Il n°1 di Federacciai spiega le pazzie della politica sull'ambiente
“Serve un fondo europeo per la transizione industriale, l’Europa non può rinunciare alla sua industria”, ci dice Alessandro Banzato
“Serve un fondo europeo per la transizione industriale, l’Europa non può rinunciare alla sua industria”, parla chiaro Alessandro Banzato, presidente di Federacciai, a proposito del pacchetto Fit for 55 che mira a ridurre del 55 percento le emissioni di Co2 entro il 2030. “L’Europa corre troppo ma con queste fughe in avanti rischiamo di farci male. Noi, come produttori di acciaio, siamo favorevoli a un percorso di decarbonizzazione purché sia graduale e sostenibile. Con le novità di Fit for 55 uccidiamo l’industria”.

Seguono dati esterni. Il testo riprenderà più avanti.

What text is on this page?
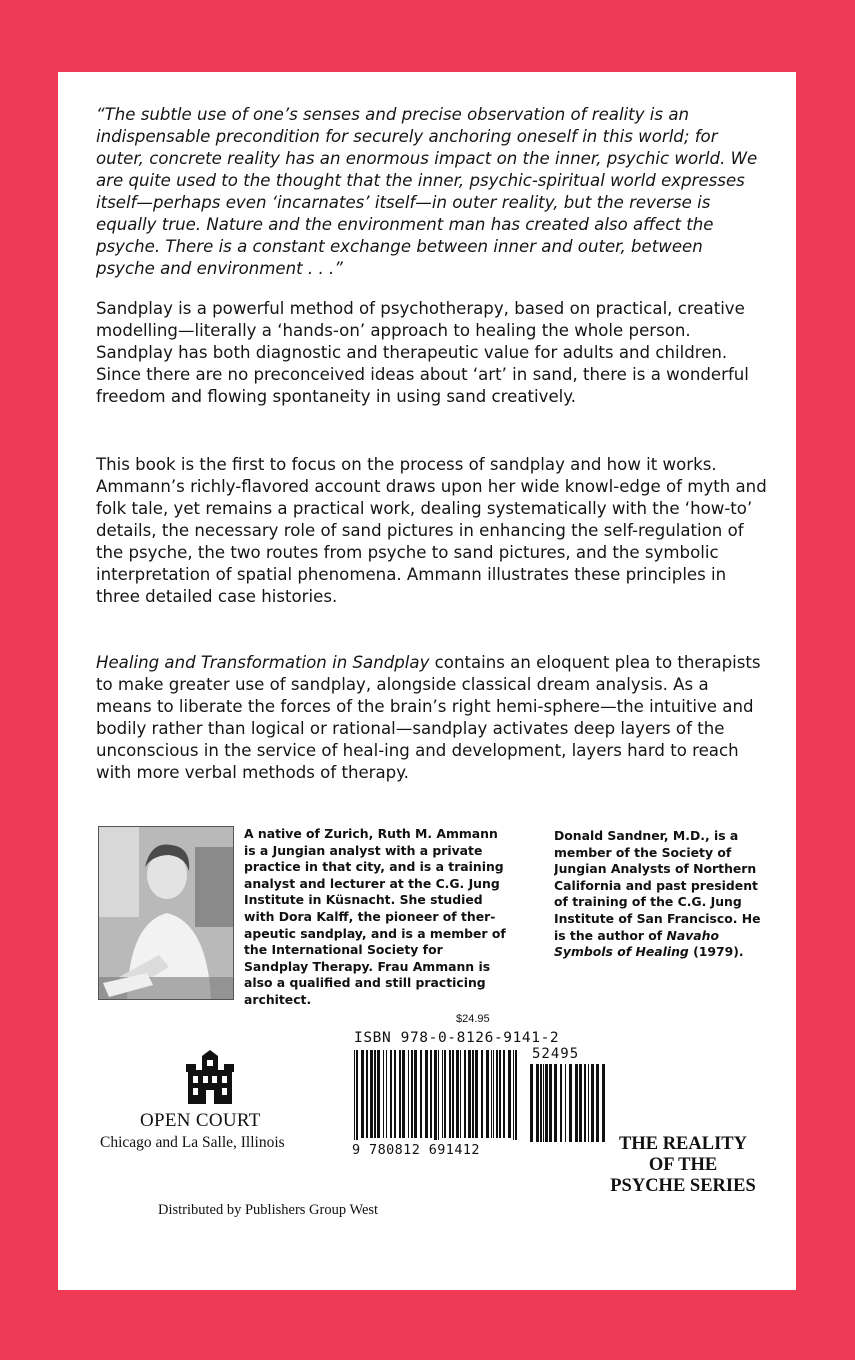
“The subtle use of one’s senses and precise observation of reality is an indispensable precondition for securely anchoring oneself in this world; for outer, concrete reality has an enormous impact on the inner, psychic world. We are quite used to the thought that the inner, psychic-spiritual world expresses itself—perhaps even ‘incarnates’ itself—in outer reality, but the reverse is equally true. Nature and the environment man has created also affect the psyche. There is a constant exchange between inner and outer, between psyche and environment . . .”

Sandplay is a powerful method of psychotherapy, based on practical, creative modelling—literally a ‘hands-on’ approach to healing the whole person. Sandplay has both diagnostic and therapeutic value for adults and children. Since there are no preconceived ideas about ‘art’ in sand, there is a wonderful freedom and flowing spontaneity in using sand creatively.

This book is the first to focus on the process of sandplay and how it works. Ammann’s richly-flavored account draws upon her wide knowl-edge of myth and folk tale, yet remains a practical work, dealing systematically with the ‘how-to’ details, the necessary role of sand pictures in enhancing the self-regulation of the psyche, the two routes from psyche to sand pictures, and the symbolic interpretation of spatial phenomena. Ammann illustrates these principles in three detailed case histories.

Healing and Transformation in Sandplay contains an eloquent plea to therapists to make greater use of sandplay, alongside classical dream analysis. As a means to liberate the forces of the brain’s right hemi-sphere—the intuitive and bodily rather than logical or rational—sandplay activates deep layers of the unconscious in the service of heal-ing and development, layers hard to reach with more verbal methods of therapy.

A native of Zurich, Ruth M. Ammann is a Jungian analyst with a private practice in that city, and is a training analyst and lecturer at the C.G. Jung Institute in Küsnacht. She studied with Dora Kalff, the pioneer of ther-apeutic sandplay, and is a member of the International Society for Sandplay Therapy. Frau Ammann is also a qualified and still practicing architect.

Donald Sandner, M.D., is a member of the Society of Jungian Analysts of Northern California and past president of training of the C.G. Jung Institute of San Francisco. He is the author of Navaho Symbols of Healing (1979).

OPEN COURT
Chicago and La Salle, Illinois
$24.95
ISBN 978-0-8126-9141-2
52495
9 780812 691412	THE REALITY
OF THE
PSYCHE SERIES
Distributed by Publishers Group West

Diversi punti vi toccano da vicino, partiamo dai certificati per l’emissione di Co2: termina l’epoca del rilascio gratuito, dovrete cominciare a pagarli anche voi. “La dissolvenza degli Ets gratuiti (Emissions trading system, ndr) è troppo veloce, nelle modalità che indica la Commissione Ue non è accettabile. Il passaggio repentino a un sistema di certificati a pagamento, esteso a un settore come il nostro, rischia di avere conseguenze esiziali. Come ha dichiarato il mio predecessore alla guida di Federacciai (Antonio Gozzi, numero uno di Duferco, ndr), per realizzare entro il 2030 gli obiettivi di decarbonizzazione posti dall’Ue i settori cosiddetti ’hard to abate’ dovranno spendere qualcosa come 15 miliardi di euro. Siamo disposti a farlo ma serve un fondo europeo che supporti economicamente i comparti industriali nel percorso di decarbonizzazione, altrimenti arriveremo morti al 2030”. Il governo ha manifestato attenzione alle vostre richieste.

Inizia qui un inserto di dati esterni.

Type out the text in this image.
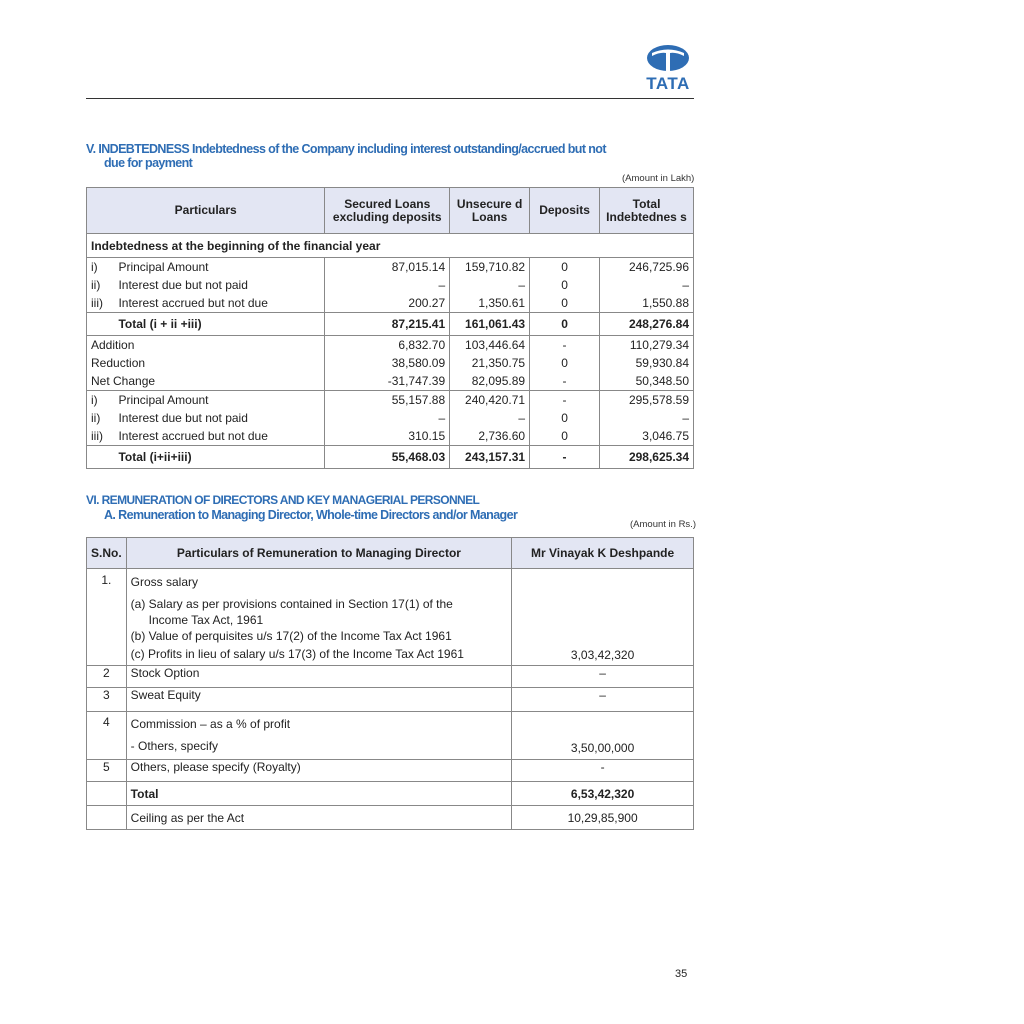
TATA
V. INDEBTEDNESS Indebtedness of the Company including interest outstanding/accrued but not
due for payment
(Amount in Lakh)
Particulars		Secured Loans excluding deposits	Unsecure d Loans	Deposits	Total Indebtednes s
Indebtedness at the beginning of the financial year					
i)	Principal Amount	87,015.14	159,710.82	0	246,725.96
ii)	Interest due but not paid	–	–	0	–
iii)	Interest accrued but not due	200.27	1,350.61	0	1,550.88
	Total (i + ii +iii)	87,215.41	161,061.43	0	248,276.84
Addition		6,832.70	103,446.64	-	110,279.34
Reduction		38,580.09	21,350.75	0	59,930.84
Net Change		-31,747.39	82,095.89	-	50,348.50
i)	Principal Amount	55,157.88	240,420.71	-	295,578.59
ii)	Interest due but not paid	–	–	0	–
iii)	Interest accrued but not due	310.15	2,736.60	0	3,046.75
	Total (i+ii+iii)	55,468.03	243,157.31	-	298,625.34
VI. REMUNERATION OF DIRECTORS AND KEY MANAGERIAL PERSONNEL
A. Remuneration to Managing Director, Whole-time Directors and/or Manager
(Amount in Rs.)
S.No.	Particulars of Remuneration to Managing Director	Mr Vinayak K Deshpande
1.	Gross salary
(a) Salary as per provisions contained in Section 17(1) of the
Income Tax Act, 1961
(b) Value of perquisites u/s 17(2) of the Income Tax Act 1961
(c) Profits in lieu of salary u/s 17(3) of the Income Tax Act 1961	3,03,42,320
2	Stock Option	–
3	Sweat Equity	–
4	Commission – as a % of profit
- Others, specify	3,50,00,000
5	Others, please specify (Royalty)	-
	Total	6,53,42,320
	Ceiling as per the Act	10,29,85,900
35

“Abbiamo ascoltato parole di buon senso da parte dei ministri Giancarlo Giorgetti e Roberto Cingolani che paiono fautori di un approccio pragmatico, fanno considerazioni corrette che condividiamo. Adesso dobbiamo creare consenso a livello europeo: il commissario Paolo Gentiloni ci ha ascoltato e ci ha assicurato che il pacchetto Fit for 55, nella sua versione attuale, vale come punto di partenza di una discussione più ampia ed estesa”. Nota dolente è pure l’introduzione di un nuovo meccanismo di adeguamento del carbonio alle frontiere (Carbon border adjustment mechanism, ndr) che fisserà un prezzo del carbonio per le importazioni di determinati prodotti per garantire che l’azione ambiziosa per il clima non porti alla rilocalizzazione delle emissioni di carbonio in paesi più permissivi. “Di fatto, con il Cbam in fase di rodaggio da qui al 2025 si applicherà un dazio sull’import di prodotti come acciaio, cemento, ferro, alluminio. Il rischio è che ciò penalizzi la competitività delle imprese europee: si introduce un dazio senza prevedere un supporto all’export. Nel 2020 l’Italia ha importato acciaio per circa 11,4 miliardi, con un calo del 28 percento rispetto all’anno precedente, e ha esportato per 14,5 miliardi. L’Europa sembra dimenticare che soltanto il 9 percento delle emissioni di Co2 nel mondo proviene dal nostro continente. Ci sono paesi dove c’è assai meno attenzione verso il problema. Allora noi diciamo: va bene il ruolo di apripista ma non possiamo tagliarci fuori dalla competizione globale”. A lamentarsi non è solo l’acciaio: per il presidente di Anfia Paolo Scudieri, metà dei 300mila posti di lavoro nel settore auto e componenti andranno perduti. “Il problema delle filiere è reale. Stefano Bonaccini ha evidenziato il pericolo di distruggere un comparto d’eccellenza come la Motor Valley in Emilia Romagna”. Che mi dice del ricorso all’idrogeno nei processi di decarbonizzazione interni alle acciaierie? “Servono ingenti investimenti per sviluppare le nuove tecnologie: siamo disposti a investire purché il peso non ricada unicamente sulle nostre spalle. Si tratta di innovazioni con tempi di sviluppo e implementazione lunghi. Nell’attesa che l’idrogeno diventi il vettore del futuro, siamo disposti, per esempio, a investire in biogas e biometano, oltre che ovviamente nell’elettrificazione da fonti rinnovabili. Diciamo sì alla transizione ma l’Europa ci supporti, non solo a parole”.